Güvenilirlik yitirildi
ABC, bankacılık sistemine güvenin daha da azalmasını bekliyor:
“Credit Suisse’in yaşadığı sorunlar, bankalar arasında Silicon Valley Bank (SVB) ile tetiklenen panikle kıyaslanamaz belki, ama küresel finans sektörüne yönelik güvensizliği körüklüyor. ... ‘Kelebek etkisinin’ klasik bir örneği bu: İsviçre bankasının kötü hali, yapısal bakımdan kendisine hiç benzemeyen bir mali kuruluş olan SVB batana kadar küresel vaziyetin bir yansımasıydı. ... İsviçre Ulusal Bankası’nın vaatleri yetersiz, çünkü Credit Suisse zaten fırtınasız bir denizde mücadele veriyordu. Şimdi ise zerre kadar güvenilirliği kalmadan bir kasırgada önünü görmeye çalışıyor.”
Batamayacak kadar büyük
Handelsblatt’a göre Credit Suisse’in yaşadığı krizin sorumlusu bankanın ta kendisi:
“Tüm yaşananları kronik denetim zaafları, üstünkörü risk yönetimi ve yanlış stratejiden müteşekkil türbülanslara borçluyuz.
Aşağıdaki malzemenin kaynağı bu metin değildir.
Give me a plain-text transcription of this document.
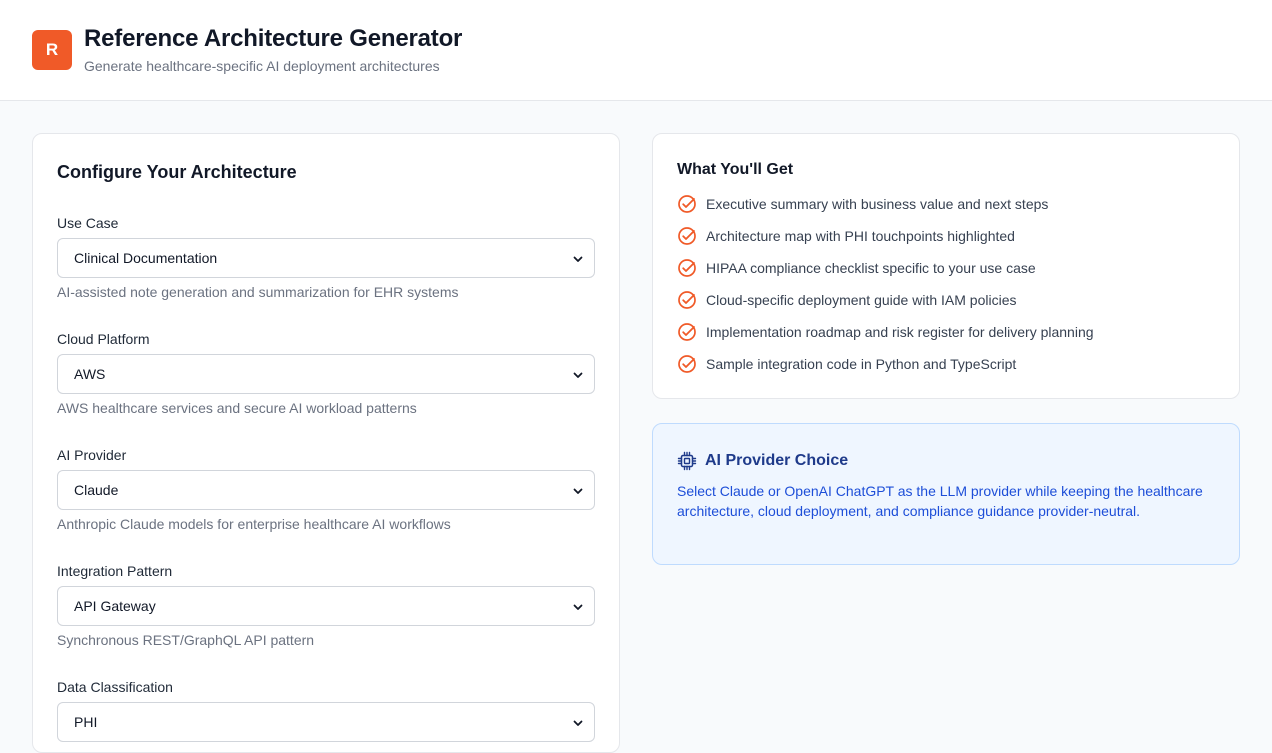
R	Reference Architecture Generator
Generate healthcare-specific AI deployment architectures
Configure Your Architecture
Use Case
Clinical Documentation
AI-assisted note generation and summarization for EHR systems
Cloud Platform
AWS
AWS healthcare services and secure AI workload patterns
AI Provider
Claude
Anthropic Claude models for enterprise healthcare AI workflows
Integration Pattern
API Gateway
Synchronous REST/GraphQL API pattern
Data Classification
PHI
What You'll Get
Executive summary with business value and next steps
Architecture map with PHI touchpoints highlighted
HIPAA compliance checklist specific to your use case
Cloud-specific deployment guide with IAM policies
Implementation roadmap and risk register for delivery planning
Sample integration code in Python and TypeScript
AI Provider Choice
Select Claude or OpenAI ChatGPT as the LLM provider while keeping the healthcare architecture, cloud deployment, and compliance guidance provider-neutral.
Ancak bu, tehlikeyi azaltmıyor. Çünkü İsviçre bankası, ‘batamayacak kadar büyük’ kategorisinde yer alıyor. Bu kurumlar öylesine büyük ve her şeyden önce de finans dünyasının geri kalanıyla öylesine yakın ilişkilere sahiptir ki, batmalarına kimse izin vermez.”